Tobias Leidinger: Enabling optical character recognition (OCR) for multi-coloured pictures

Abstract

Normal application of desktop OCR tools requires scanned text documents that are of good quality and have a clear contrast between text and background in order to produce a reasonable recognition result. Images with text of various appearances due to different shapes of the source, with varying foreground and background colours, e.g. bright text on dark background, or irregular background patterns are rather difficult to interpret. If pictures are taken with a mobile phone camera, additional image artefacts have to be dealt with, such as various lighting conditions, shiny surfaces or flash artefacts. OCR software requires black and white images for optimal results. A good image binarisation algorithm amplifies the contrast between text and background.

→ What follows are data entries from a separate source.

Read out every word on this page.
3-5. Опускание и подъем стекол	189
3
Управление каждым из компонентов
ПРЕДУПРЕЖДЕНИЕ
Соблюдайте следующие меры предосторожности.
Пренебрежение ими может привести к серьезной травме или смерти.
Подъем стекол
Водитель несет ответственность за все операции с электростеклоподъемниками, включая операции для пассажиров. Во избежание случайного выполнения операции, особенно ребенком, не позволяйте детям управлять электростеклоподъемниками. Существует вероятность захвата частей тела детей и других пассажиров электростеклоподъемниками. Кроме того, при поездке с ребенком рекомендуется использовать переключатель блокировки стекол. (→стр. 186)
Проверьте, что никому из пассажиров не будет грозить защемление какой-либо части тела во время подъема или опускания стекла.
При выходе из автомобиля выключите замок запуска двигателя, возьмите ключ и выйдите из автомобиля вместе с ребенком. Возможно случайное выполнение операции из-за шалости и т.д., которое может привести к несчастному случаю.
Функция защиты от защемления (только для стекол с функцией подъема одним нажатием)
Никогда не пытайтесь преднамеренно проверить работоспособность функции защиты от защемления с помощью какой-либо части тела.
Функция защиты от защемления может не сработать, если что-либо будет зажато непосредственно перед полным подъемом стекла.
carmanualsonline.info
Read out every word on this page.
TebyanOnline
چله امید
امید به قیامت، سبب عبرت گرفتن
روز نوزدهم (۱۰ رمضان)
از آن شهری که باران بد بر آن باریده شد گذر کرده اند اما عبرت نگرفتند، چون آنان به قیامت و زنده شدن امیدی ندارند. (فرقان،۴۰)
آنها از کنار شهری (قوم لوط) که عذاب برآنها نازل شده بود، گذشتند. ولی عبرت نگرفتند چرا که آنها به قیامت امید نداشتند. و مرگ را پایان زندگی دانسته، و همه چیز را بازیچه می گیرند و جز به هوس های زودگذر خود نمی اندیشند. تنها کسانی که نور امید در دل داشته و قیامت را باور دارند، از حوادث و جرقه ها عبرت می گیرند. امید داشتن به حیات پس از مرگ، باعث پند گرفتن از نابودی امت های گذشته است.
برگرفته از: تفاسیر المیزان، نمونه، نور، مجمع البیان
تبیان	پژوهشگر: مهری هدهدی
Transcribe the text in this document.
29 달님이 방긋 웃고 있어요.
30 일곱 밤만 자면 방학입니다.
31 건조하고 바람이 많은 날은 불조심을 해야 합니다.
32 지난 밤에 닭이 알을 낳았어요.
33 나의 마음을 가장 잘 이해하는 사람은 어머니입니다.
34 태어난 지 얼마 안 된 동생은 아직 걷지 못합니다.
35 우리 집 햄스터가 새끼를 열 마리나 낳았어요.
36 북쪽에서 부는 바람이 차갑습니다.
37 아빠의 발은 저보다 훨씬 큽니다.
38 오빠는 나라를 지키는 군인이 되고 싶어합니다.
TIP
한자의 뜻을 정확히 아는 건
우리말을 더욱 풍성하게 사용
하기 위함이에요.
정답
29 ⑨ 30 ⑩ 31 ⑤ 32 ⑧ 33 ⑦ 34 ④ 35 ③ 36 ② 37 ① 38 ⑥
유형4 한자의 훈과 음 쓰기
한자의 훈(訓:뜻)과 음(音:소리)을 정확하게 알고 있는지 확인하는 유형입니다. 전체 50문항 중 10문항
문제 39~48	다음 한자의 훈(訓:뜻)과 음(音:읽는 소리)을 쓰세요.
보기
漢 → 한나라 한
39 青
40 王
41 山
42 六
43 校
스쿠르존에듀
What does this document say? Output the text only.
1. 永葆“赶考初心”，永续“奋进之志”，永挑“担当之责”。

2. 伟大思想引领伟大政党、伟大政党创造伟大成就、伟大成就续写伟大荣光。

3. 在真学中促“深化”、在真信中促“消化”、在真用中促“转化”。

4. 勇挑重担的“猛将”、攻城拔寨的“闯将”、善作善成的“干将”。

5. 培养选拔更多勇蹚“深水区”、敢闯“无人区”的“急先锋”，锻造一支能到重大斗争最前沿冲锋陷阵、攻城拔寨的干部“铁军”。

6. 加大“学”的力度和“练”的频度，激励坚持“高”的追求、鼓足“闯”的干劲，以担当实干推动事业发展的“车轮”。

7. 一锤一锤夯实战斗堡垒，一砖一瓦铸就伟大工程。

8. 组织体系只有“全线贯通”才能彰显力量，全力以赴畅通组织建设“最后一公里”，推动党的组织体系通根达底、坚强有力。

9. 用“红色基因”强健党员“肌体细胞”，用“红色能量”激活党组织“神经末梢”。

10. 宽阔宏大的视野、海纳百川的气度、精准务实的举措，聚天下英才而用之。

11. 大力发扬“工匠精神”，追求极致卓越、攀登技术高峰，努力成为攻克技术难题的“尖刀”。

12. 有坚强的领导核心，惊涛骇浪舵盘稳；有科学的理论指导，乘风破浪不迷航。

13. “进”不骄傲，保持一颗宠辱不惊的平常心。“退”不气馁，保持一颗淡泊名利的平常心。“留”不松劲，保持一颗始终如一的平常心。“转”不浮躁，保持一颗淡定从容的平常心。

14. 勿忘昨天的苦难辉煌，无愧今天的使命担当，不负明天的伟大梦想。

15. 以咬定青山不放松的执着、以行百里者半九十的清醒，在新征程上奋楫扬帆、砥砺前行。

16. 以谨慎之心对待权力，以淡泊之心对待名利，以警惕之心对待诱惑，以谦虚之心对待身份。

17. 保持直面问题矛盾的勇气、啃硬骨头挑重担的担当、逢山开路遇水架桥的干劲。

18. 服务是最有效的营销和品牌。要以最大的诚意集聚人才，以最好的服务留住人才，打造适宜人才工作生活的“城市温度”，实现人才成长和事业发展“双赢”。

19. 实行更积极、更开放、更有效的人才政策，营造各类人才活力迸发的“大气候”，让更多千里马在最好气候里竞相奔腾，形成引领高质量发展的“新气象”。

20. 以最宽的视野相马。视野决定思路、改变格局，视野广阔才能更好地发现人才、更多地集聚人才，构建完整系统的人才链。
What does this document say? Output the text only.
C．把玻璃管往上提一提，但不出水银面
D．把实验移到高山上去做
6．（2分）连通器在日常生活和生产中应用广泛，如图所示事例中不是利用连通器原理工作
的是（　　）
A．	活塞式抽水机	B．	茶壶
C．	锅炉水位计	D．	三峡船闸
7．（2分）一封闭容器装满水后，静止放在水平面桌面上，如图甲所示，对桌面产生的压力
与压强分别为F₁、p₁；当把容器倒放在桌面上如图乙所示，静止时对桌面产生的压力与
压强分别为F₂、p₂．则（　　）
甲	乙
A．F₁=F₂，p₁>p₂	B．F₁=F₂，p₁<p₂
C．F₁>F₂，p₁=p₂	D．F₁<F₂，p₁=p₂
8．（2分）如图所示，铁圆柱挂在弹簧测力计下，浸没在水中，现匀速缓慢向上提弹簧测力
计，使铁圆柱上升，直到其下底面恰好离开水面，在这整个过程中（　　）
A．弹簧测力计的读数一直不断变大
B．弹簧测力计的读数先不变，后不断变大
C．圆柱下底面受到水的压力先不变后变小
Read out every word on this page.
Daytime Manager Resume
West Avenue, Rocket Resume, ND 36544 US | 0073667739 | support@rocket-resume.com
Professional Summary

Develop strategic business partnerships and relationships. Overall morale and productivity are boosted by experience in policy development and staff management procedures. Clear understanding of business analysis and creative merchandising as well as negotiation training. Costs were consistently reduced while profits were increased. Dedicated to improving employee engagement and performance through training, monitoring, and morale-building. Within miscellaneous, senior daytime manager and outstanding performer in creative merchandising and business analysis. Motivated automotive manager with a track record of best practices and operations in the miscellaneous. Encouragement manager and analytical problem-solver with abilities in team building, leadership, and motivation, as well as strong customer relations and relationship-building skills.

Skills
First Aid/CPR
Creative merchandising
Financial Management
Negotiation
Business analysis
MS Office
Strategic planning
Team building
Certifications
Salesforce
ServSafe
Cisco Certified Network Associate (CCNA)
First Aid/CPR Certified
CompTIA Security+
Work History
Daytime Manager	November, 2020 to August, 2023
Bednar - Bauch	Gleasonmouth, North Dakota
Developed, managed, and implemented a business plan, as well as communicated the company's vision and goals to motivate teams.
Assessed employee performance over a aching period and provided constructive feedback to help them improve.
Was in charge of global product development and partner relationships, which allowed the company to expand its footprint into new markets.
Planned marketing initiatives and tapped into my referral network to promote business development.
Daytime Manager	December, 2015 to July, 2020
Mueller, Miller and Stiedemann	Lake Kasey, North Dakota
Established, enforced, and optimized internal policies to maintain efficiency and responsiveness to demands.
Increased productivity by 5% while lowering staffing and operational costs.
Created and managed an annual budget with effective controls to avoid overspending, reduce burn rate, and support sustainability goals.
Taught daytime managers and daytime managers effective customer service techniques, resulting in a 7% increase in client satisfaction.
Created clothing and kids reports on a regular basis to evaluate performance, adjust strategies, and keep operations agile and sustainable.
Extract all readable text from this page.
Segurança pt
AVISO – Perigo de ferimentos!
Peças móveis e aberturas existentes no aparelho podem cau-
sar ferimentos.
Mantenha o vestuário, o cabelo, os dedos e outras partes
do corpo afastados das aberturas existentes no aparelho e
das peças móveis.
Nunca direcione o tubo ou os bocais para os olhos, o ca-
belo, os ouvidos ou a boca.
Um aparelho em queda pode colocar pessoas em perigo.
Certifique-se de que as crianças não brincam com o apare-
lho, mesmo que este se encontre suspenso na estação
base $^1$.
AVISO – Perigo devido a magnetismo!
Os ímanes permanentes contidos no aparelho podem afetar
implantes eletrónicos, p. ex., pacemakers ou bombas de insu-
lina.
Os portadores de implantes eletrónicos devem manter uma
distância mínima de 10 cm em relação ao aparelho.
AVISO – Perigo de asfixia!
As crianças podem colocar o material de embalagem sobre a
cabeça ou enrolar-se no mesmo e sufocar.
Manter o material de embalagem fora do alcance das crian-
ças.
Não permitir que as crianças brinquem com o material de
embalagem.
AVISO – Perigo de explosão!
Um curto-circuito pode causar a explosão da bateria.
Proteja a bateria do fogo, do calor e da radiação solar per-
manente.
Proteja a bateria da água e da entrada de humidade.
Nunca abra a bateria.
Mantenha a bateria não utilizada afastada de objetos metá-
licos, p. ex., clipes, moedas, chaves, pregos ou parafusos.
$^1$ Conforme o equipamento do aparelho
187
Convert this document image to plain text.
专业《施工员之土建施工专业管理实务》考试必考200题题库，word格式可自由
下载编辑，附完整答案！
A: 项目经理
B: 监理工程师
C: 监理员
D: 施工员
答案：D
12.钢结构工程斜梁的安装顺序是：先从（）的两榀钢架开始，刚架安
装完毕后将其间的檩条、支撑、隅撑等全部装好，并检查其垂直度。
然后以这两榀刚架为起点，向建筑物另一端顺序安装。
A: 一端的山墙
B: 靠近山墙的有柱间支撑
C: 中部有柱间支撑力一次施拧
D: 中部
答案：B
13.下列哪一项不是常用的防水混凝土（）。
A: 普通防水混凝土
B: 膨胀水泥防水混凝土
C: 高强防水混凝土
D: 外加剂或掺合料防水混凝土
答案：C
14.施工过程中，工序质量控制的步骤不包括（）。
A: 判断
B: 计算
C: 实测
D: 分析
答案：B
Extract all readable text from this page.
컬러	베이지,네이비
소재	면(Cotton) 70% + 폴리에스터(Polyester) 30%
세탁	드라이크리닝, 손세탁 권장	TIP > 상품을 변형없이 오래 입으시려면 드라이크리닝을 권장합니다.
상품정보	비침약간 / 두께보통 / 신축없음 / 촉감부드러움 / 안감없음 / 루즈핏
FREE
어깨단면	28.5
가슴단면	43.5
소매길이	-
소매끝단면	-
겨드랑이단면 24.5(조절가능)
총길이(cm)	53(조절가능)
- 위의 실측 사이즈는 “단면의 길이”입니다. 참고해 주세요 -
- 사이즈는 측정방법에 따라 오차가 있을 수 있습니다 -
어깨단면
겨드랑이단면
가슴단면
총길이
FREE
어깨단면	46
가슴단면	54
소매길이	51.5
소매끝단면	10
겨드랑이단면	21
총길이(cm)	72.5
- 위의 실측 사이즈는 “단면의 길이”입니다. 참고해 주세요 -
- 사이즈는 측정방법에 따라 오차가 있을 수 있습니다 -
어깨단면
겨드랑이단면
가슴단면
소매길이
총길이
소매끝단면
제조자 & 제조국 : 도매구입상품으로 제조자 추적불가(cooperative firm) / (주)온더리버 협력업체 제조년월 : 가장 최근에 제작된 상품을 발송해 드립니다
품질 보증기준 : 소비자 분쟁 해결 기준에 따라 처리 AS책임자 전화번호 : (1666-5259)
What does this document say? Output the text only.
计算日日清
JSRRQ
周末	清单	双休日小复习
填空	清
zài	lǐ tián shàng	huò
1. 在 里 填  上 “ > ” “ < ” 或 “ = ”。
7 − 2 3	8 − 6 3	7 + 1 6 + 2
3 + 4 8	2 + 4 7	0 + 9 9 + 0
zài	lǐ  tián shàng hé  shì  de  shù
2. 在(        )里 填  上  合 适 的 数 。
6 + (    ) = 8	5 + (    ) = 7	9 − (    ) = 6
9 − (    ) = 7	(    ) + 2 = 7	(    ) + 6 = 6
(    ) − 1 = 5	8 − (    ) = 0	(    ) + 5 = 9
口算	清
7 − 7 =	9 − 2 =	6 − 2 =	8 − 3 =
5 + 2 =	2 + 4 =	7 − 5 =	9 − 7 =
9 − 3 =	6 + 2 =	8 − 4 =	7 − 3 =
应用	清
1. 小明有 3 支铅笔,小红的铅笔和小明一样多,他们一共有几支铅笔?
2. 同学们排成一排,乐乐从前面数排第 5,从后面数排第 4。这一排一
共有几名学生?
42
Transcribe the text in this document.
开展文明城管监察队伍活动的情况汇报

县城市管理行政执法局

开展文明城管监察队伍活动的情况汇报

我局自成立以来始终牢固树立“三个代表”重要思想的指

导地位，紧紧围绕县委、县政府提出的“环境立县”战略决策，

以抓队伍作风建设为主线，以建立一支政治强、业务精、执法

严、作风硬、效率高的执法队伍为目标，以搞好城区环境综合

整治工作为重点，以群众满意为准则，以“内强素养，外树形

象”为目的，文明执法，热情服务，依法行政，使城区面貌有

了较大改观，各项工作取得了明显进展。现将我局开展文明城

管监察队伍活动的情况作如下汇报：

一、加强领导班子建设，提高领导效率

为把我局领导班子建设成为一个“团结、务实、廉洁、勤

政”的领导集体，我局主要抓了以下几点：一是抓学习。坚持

Especially, in the proposed approach, for pictures with possible quality issues, pre-processing is an essential step in order to obtain reasonable results. We extract a grey-scale representation of the image and remove background patterns by pixel-wise dividing a blurred version of the grey-scale image by the original image values. As the blurring usually makes the text disappear whereas the background is less affected, the darker text remains dark whereas the background becomes bright after division. A local threshold algorithm is used to finally binarise the image. In the scope of our project, we tested the binarisation algorithm on pictures of food product ingredient lists. While OCR tools often fail to extract any text from colourised original pictures, using the pre-processing, we are able to recognise text that has 72.6% accordance in average with the original, measuring the text edit distance. In our framework, the binarisation is integrated in the OCR process, which is followed by dictionary post-processing. All modules of the processing chain are developed in such a way that they connect to each other entirely automatically.

Keywords

Binarisation, ImageJ, OCR pre-processing

Administrative data

Presenting author: Tobias Leidinger
Organisation: CRP Henri Tudor

co-authors: Andreas Arens, Antonio Kröger, Norbert Rösch